Obama’s ‘tear down this wall’ moment

There will be time for handwringing later. When the current turmoil in the Middle East settles down, there will be apt opportunity for examining the seeds of the crisis and answering the same question faced by old Soviet hands in the wake of the Berlin Wall collapse: Why did many not see it coming?

To foreign policy pundits who have long seen a bleak future for U.S. interests in the Arab street's demand for democracy, the genie has been let out of the bottle. The challenge is now to salvage these interests as decades of U.S. investment in regional stagnation unravels before our eyes.

As the administration now ponders its next move in reaction to events, the eyes of the Arab world are upon it. It is not just the drama playing out in Cairo's Tahrir Square that is capturing the region's attention. The entire deliberative process of Washington is being closely observed and scrutinized by the Arab street.

While it is fashionable to bemoan waning U.S. influence in the Middle East and question our leverage, the fact is that Washington's every word and action during the coming weeks and months will be a factor in shaping the next chapter in Middle East history. It is the reality of our global position, and the still undiminished power of the American democratic example.
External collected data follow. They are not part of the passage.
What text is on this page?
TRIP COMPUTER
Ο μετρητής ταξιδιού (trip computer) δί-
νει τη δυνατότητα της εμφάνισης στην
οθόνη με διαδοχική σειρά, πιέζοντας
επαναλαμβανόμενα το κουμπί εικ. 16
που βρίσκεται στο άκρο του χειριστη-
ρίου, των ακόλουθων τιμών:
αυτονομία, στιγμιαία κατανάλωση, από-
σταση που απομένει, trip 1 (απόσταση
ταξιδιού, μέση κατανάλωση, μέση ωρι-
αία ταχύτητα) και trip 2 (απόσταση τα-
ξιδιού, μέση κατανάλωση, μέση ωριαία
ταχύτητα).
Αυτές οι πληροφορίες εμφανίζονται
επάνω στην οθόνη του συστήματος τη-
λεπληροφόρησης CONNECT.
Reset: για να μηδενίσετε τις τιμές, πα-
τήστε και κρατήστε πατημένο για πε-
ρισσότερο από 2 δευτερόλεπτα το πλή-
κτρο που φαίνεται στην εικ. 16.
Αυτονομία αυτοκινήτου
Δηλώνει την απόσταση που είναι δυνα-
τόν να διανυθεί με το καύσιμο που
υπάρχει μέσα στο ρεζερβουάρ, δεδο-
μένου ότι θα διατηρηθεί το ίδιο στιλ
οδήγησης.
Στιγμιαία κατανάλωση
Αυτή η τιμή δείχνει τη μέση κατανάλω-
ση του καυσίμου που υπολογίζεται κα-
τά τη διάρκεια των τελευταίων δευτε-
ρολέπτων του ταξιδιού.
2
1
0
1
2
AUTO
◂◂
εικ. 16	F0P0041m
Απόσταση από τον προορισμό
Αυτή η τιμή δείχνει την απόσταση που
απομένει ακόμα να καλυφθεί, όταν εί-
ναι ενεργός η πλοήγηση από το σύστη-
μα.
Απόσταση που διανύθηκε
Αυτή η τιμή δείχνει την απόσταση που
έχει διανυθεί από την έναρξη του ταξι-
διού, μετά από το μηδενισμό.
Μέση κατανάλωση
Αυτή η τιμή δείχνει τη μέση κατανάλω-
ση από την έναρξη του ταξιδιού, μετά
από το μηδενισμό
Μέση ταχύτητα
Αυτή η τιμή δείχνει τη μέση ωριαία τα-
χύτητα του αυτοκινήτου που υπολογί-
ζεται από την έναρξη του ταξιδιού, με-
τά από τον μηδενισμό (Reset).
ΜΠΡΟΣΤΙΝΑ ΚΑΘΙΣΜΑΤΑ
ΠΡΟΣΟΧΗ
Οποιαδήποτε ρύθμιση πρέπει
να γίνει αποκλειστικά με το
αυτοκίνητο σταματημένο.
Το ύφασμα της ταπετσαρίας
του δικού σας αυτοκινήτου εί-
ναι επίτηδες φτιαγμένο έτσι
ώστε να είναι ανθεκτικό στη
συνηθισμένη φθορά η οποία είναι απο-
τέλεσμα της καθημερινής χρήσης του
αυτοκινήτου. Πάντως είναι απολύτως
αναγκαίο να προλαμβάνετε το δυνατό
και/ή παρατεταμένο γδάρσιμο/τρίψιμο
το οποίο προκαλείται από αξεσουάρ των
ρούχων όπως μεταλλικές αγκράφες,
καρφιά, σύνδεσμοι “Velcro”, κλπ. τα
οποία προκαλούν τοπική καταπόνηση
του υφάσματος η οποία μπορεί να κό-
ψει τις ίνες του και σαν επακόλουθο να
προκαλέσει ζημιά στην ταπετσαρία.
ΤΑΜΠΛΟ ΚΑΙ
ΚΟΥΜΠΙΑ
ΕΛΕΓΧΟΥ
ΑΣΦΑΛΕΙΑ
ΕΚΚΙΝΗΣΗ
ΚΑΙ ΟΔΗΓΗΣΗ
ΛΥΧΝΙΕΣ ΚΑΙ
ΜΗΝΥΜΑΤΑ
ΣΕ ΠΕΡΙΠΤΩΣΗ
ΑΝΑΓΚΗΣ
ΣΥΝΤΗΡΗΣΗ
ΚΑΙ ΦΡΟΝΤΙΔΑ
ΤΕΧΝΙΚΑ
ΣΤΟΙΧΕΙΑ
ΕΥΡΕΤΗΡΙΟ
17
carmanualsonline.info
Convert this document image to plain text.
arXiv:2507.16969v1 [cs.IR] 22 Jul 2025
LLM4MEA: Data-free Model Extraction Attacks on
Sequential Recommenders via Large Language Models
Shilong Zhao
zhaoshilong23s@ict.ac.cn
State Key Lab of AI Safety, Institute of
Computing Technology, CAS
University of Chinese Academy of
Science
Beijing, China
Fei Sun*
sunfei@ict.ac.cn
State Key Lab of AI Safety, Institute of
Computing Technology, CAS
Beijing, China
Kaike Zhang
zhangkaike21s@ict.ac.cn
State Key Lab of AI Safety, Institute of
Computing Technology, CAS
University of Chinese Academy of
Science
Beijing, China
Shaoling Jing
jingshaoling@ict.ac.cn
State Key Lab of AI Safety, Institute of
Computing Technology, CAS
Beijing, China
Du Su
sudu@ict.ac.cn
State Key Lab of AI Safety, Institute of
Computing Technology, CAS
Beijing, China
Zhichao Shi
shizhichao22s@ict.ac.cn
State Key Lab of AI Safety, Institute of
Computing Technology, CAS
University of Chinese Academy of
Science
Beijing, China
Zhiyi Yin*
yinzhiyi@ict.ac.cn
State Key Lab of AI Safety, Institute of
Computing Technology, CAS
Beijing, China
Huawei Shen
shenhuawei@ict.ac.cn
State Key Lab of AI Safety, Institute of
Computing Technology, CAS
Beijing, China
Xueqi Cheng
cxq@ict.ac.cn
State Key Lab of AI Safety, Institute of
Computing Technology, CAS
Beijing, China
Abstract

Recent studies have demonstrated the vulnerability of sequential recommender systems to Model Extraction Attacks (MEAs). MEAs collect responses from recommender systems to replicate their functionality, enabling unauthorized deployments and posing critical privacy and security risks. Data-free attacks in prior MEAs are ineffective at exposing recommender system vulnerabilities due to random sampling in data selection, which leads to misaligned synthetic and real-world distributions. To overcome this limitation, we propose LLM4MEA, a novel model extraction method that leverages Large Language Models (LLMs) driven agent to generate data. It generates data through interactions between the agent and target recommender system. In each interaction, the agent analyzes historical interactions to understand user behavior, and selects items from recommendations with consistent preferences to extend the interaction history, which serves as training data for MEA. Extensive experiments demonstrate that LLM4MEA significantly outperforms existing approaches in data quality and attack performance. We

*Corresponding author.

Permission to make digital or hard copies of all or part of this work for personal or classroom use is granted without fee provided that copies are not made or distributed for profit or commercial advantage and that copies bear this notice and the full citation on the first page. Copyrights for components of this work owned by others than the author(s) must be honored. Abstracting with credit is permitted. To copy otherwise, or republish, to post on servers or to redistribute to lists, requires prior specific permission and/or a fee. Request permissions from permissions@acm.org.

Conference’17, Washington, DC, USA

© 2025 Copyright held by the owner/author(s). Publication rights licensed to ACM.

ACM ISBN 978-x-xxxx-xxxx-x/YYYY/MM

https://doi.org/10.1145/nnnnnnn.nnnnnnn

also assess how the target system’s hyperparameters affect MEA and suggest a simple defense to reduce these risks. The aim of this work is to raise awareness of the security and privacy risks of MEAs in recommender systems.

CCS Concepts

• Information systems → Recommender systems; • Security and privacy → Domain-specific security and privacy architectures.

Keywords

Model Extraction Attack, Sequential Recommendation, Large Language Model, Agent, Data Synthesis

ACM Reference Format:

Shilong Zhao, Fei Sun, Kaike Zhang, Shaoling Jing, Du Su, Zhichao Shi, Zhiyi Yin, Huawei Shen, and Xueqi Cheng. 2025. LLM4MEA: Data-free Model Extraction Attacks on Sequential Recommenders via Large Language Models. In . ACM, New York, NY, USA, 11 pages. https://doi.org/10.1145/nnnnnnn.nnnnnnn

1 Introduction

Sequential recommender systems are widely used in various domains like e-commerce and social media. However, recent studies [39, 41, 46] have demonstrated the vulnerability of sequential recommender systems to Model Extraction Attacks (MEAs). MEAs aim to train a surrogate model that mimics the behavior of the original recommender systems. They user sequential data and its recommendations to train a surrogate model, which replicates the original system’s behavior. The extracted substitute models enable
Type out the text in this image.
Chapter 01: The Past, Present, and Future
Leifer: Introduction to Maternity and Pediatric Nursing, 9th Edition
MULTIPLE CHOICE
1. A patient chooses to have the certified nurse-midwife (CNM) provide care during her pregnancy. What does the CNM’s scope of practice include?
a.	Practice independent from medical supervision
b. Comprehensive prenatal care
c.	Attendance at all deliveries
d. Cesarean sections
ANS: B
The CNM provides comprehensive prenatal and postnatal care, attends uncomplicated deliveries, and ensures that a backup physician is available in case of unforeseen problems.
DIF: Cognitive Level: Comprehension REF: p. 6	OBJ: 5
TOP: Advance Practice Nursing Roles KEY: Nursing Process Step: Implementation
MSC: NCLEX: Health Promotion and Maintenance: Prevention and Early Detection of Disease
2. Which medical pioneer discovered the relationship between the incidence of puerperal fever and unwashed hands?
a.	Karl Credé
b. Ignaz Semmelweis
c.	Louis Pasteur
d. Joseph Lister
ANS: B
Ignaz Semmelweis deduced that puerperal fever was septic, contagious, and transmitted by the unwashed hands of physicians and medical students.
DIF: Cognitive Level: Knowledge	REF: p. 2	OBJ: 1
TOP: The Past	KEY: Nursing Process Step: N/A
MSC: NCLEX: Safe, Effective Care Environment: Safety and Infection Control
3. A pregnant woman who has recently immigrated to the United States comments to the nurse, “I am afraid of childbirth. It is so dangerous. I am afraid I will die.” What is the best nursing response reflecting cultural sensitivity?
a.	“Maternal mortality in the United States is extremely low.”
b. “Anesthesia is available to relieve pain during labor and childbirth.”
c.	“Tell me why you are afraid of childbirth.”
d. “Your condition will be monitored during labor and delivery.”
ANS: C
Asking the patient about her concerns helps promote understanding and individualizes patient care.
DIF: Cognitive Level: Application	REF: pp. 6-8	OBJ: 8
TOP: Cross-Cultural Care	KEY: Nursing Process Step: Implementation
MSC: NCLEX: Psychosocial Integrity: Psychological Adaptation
So far, the administration is perceived as attempting to straddle the fine line between the devil we know and future democratic uncertainty. In this wobbling, the Arab street senses lingering traces of old biases and prejudices clouded by a western perception of its own democratic exceptionalism.

A half-century since communities in this very country fought to claim their own constitutional rights, and now with democracy flourishing in far flung corners of the globe, it is almost inconceivable that the universality of freedom and democracy could still be an issue for debate in the West, but the Arab street has yet to be convinced otherwise.

It is now time to put this matter to rest. The entire Washington foreign policy community must stand unequivocally behind those in the Middle East demanding an end to authoritarianism. For the current administration, it is a "Mr. Gorbachev, tear down this wall" moment. Admittedly, such a principled stance would hold no guarantees for our interests in the long term but it would be a downpayment toward mitigating the effects of policies at odds with our own core values and reclaiming our status as a beacon for freedom and democracy.

A too cautious approach by the Obama White House - one fraught with concern about what comes next - while natural, risks being seen by the Arab street to deny them the very rights that brought the region to its current impasse. It will also leave the United States even more vulnerable when the next domino falls, for this is not only about Tunisia and Egypt.

The battle lines drawn up over these past two weeks in Tahrir Square represent not just two sides in an old Cairene debate but two sides in an old regional argument: that between freedom and autocracy. Since the U.S.-backed overthrow of Prime Minister Mohammad Mossadegh in Iran over half a century ago, the United States has, unfortunately, been perceived as on the wrong side of this issue.

After decades of mistrust, the Arab street will likely continue to view U.S. policy as self-serving, no matter what position the administration ultimately takes. For pursuing our national interests, we need not be apologetic, but if it comes at the expense of our own values, the ultimate cost may prove too high in the long run. It may be too early to determine the trajectory of current events in the Middle East today, but it is not difficult to see how we arrived at this juncture.

Today, the administration has been given an opportunity to place the United States on the right side of history, to begin making amends for what George Bush declared in 2003 was "60 years of western nations excusing and accommodating the lack of freedom in the Middle East." For President Obama, it is also a personal moment, to prove the sincerity of his own convictions stated in Cairo in 2009 that freedom and democracy "are not just American ideas, they are human rights, and that is why we will support them everywhere."

By Owen Kirby, who served as a senior adviser and director of political programs in the Department of State's Office of the Middle East Partnership Initiative during the Bush administration. From 2009-2010, he was a senior governance adviser for the Department of State in Kandahar Province, Afghanistan.